Sophistication has passed out of fashion, as that is indicated by popular culture, the movies in particular measuring the cultural temperature of the moment, able in World War II to shift from movies about immediate Nazi threats and taking it on the chin in the Pacific, to a buildup of the Army and Navy, the militarization of the civilian population, to, by the end of the war, figuring out, as in “The Best Years of Our Lives”, how we would build a new peacetime world. Myrna Loy appeared in that movie doing her usual sophisticated turn, just as she had in the Thirties when she played Nora Charles opposite William Powell’s Nick Charles, the two of them the epitome of sophistication because they both got plastered while solving murder mysteries. Myrna Loy has left us a weighty presence.
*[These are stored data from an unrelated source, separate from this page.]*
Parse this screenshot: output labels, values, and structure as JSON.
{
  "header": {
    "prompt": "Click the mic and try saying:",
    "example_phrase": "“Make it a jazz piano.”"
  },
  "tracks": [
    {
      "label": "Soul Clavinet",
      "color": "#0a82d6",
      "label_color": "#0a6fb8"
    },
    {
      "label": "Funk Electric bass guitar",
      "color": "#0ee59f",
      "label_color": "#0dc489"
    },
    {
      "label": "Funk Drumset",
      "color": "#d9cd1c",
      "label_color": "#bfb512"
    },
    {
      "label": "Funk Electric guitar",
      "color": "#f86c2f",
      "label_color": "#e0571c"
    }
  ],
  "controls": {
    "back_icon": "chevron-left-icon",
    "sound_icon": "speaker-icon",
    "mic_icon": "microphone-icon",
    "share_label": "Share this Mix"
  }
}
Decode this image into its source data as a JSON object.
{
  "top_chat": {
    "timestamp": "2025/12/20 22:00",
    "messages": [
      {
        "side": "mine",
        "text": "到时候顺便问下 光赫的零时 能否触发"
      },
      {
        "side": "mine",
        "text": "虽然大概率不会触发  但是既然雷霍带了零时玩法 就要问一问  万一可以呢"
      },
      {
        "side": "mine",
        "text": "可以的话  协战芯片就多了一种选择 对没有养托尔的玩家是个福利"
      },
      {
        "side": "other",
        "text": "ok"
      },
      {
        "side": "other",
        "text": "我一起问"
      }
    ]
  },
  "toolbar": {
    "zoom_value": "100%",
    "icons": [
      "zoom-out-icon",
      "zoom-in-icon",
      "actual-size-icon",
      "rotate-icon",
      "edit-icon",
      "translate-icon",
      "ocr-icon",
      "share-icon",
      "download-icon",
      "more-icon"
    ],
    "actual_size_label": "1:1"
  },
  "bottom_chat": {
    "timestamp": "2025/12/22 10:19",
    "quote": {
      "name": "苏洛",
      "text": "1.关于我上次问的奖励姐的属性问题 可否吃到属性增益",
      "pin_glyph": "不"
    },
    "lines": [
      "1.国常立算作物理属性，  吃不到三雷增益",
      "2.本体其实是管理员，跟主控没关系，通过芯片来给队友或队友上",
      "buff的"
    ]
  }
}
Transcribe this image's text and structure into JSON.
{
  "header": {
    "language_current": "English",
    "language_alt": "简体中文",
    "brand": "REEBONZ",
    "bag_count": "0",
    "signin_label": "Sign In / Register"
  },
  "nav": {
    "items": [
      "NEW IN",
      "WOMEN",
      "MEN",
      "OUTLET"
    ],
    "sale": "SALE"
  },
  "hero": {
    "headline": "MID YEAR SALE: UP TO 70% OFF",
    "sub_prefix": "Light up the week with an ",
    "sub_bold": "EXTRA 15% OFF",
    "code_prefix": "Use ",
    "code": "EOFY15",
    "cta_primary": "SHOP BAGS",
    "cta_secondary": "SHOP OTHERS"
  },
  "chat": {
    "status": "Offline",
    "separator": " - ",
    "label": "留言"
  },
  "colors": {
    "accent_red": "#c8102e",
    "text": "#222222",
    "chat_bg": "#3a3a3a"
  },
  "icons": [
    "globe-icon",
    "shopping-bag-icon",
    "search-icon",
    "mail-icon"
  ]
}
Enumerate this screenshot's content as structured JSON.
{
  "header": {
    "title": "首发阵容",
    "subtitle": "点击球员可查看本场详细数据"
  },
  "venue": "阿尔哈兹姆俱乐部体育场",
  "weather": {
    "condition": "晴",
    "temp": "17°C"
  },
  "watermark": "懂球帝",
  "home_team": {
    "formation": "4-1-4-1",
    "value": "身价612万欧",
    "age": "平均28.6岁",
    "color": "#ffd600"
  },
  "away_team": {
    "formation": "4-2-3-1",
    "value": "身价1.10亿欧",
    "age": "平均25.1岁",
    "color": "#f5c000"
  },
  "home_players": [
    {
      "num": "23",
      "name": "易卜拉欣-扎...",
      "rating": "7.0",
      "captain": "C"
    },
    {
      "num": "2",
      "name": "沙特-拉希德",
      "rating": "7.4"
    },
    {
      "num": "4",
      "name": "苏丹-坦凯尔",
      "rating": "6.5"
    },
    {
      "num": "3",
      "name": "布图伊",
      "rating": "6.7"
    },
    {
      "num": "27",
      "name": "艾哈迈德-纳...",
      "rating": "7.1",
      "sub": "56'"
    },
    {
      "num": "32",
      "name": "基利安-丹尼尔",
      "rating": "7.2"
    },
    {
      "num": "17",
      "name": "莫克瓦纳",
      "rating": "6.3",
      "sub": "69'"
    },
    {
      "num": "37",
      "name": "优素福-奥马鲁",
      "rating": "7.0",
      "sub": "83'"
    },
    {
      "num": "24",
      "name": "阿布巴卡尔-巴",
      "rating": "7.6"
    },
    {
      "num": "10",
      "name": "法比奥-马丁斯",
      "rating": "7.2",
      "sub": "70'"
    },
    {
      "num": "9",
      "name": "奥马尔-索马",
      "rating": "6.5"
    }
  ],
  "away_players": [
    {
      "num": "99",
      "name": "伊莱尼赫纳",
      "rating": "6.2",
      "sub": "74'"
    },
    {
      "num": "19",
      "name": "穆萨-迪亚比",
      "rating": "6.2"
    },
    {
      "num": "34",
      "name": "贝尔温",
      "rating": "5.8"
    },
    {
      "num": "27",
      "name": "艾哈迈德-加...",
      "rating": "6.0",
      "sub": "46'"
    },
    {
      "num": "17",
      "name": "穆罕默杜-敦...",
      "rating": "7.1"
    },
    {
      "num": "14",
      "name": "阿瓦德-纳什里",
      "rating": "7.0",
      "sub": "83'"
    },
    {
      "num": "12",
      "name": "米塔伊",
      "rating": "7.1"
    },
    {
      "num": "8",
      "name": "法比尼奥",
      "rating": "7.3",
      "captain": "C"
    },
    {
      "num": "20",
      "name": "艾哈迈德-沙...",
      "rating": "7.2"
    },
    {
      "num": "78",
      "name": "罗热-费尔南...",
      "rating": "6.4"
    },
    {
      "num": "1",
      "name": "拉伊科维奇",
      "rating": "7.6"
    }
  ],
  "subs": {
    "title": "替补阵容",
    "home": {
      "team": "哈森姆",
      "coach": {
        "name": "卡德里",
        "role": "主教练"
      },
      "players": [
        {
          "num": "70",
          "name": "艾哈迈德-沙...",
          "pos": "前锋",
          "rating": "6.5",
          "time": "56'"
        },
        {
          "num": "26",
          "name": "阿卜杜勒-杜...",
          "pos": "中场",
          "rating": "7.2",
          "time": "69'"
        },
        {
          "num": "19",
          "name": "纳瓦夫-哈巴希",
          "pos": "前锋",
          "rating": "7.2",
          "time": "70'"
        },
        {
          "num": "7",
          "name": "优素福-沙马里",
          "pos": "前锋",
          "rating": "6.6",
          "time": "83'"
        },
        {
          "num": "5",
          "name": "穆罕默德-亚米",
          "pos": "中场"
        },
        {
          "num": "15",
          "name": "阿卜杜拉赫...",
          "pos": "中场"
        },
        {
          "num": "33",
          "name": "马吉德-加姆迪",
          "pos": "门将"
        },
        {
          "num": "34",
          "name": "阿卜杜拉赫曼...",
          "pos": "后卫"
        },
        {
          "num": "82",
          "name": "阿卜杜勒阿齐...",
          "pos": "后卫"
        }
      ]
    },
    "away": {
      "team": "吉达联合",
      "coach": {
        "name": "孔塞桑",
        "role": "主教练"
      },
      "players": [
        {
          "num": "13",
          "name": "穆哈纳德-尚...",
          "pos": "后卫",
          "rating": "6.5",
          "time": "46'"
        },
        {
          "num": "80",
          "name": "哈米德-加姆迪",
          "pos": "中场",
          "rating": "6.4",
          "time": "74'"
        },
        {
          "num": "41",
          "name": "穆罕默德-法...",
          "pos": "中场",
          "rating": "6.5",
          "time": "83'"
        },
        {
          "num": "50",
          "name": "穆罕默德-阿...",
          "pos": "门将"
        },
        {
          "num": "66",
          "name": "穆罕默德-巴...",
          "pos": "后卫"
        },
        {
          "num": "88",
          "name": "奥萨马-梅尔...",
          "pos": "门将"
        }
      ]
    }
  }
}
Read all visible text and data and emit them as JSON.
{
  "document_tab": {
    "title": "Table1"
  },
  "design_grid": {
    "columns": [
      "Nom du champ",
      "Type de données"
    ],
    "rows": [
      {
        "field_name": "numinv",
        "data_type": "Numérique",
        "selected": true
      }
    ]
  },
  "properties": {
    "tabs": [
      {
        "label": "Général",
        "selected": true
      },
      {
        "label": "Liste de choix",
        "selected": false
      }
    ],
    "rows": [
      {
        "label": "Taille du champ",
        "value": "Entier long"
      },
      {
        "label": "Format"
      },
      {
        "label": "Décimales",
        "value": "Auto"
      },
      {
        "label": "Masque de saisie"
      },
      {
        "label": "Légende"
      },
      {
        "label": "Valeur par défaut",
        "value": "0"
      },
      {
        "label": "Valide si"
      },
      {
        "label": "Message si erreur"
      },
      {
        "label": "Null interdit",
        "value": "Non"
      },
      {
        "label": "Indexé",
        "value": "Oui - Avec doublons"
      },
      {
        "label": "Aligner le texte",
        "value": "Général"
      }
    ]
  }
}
Well, there are no more Cary Grant movies in which he plays a cool jewel thief just brimming with sophistication, rather than a sleazy gangster, as did the entire cast of “The Asphalt Jungle”. Rather, putting all the technical gimmick movies aside, there is “Three Billboards Outside Ebbing, Missouri”, where people figure out how to engage and maybe transform their basic emotions, de-sophisticating themselves so as to get in touch with their feelings. Or there is “The Favorite” in which the audience is asked to revel in perverse behavior for the thrill of it all, only some attention paid to the fact that Sarah Churchill really did have concerns of state at heart. Sophistication may not be a major emotion, but it was worth something, and I think it is to be missed.